In order to calculate trends, you will need to store historical data of the values you are interested in.
Should be useful if you have a integer column with the year+month (YYYYMM)
cast(
cast(year(date) as nvarchar) +
replicate('0',2-len(cast(month(date) as nvarchar))) +
cast(month(date) as nvarchar)
as int)
Then you only have to group, get the previous value and calculate.
select yearmonth,
sum(t.orders),
(sum(t.orders)/(select top 1 sum(orders)
from table
where yearmonth<t.yearmonth
group by yearmonth
order by yearmonth desc)-1)*100. as pct
from table t
group by yearmonth
T-SQL syntax, hope that you can use it in sqlite
PS: A division by zero check must be done to avoid further problems.

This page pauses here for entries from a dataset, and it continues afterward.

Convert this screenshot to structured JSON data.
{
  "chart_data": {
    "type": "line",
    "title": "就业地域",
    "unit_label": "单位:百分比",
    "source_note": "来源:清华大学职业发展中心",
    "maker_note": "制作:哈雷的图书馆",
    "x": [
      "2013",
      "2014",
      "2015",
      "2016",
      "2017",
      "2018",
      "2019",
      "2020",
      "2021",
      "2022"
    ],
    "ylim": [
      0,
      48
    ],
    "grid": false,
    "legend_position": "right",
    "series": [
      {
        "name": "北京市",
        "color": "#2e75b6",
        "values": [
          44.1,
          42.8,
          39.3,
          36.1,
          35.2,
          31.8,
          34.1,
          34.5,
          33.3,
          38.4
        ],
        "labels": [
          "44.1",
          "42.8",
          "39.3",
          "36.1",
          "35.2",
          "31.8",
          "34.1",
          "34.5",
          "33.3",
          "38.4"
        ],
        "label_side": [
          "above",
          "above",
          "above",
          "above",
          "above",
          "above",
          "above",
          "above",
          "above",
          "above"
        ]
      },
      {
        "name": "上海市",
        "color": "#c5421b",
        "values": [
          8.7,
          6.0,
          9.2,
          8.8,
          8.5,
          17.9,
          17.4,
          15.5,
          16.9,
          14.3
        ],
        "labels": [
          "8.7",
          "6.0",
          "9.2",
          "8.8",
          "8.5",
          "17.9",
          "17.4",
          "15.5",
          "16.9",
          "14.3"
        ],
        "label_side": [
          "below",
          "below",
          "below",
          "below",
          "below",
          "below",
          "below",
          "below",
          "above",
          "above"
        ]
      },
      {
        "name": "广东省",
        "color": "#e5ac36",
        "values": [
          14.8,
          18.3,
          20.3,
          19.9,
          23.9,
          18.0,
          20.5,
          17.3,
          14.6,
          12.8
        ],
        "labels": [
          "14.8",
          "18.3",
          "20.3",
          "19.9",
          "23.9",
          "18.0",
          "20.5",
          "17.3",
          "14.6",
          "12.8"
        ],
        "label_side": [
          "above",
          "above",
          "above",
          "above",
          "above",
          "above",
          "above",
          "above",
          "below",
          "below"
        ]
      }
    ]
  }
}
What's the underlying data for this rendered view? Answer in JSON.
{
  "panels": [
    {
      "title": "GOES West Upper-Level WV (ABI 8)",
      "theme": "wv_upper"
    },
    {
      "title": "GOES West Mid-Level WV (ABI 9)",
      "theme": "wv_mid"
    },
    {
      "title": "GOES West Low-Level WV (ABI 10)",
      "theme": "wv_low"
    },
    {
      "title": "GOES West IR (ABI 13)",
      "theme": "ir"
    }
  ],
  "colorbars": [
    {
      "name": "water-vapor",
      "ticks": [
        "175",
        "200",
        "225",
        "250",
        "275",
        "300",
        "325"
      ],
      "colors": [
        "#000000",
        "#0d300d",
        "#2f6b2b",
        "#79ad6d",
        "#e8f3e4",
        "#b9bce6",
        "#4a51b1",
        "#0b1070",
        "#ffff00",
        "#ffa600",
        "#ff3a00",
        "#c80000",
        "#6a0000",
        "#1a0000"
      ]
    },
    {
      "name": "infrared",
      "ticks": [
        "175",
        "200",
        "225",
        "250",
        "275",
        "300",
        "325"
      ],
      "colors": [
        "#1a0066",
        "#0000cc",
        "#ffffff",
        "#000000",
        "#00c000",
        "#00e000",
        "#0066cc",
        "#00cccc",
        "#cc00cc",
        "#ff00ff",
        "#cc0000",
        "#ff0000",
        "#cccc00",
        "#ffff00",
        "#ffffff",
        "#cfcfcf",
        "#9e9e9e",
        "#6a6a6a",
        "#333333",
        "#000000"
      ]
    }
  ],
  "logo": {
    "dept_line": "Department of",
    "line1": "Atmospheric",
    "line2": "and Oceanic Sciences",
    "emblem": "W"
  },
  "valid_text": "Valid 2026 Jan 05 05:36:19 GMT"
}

Not sure about the column Date, but if there is only 1 row per month, the answer could be (I don't have sqlite, but I think this answer is ANSI sql):
select t.date
, t.month
, t.orders
, case when t2.orders = 0 then
99999.0
else
100.0 * (t.orders - t2.orders) / t2.orders
end "increase"
from t
left join t t2 on t2.month = t.month - 1
order by t.month
I'm not sure if sqllite allows for variables, but this is the way I do it in MySQL. I've just tested this and worked like a charm: printed 100% for a 10 to 20 increase, -13.04% for 46 to 40 decrease.
Hopefully it's similar in sqllite:
SELECT
CONCAT(
FORMAT(
IF(@prev AND SUM(orders) <> @prev,
-1 * 100 * (1 - SUM(orders) / @prev),
0
)
, 2)
, '%') AS variation,
@prev := SUM(orders) AS orders
FROM
(SELECT @prev := NULL) init,
product
GROUP BY
id_product
ORDER BY
month
Of course, you'll need to tweak output as you need. This currently formats the precentages to 2 decimals and appends a "%" at the end.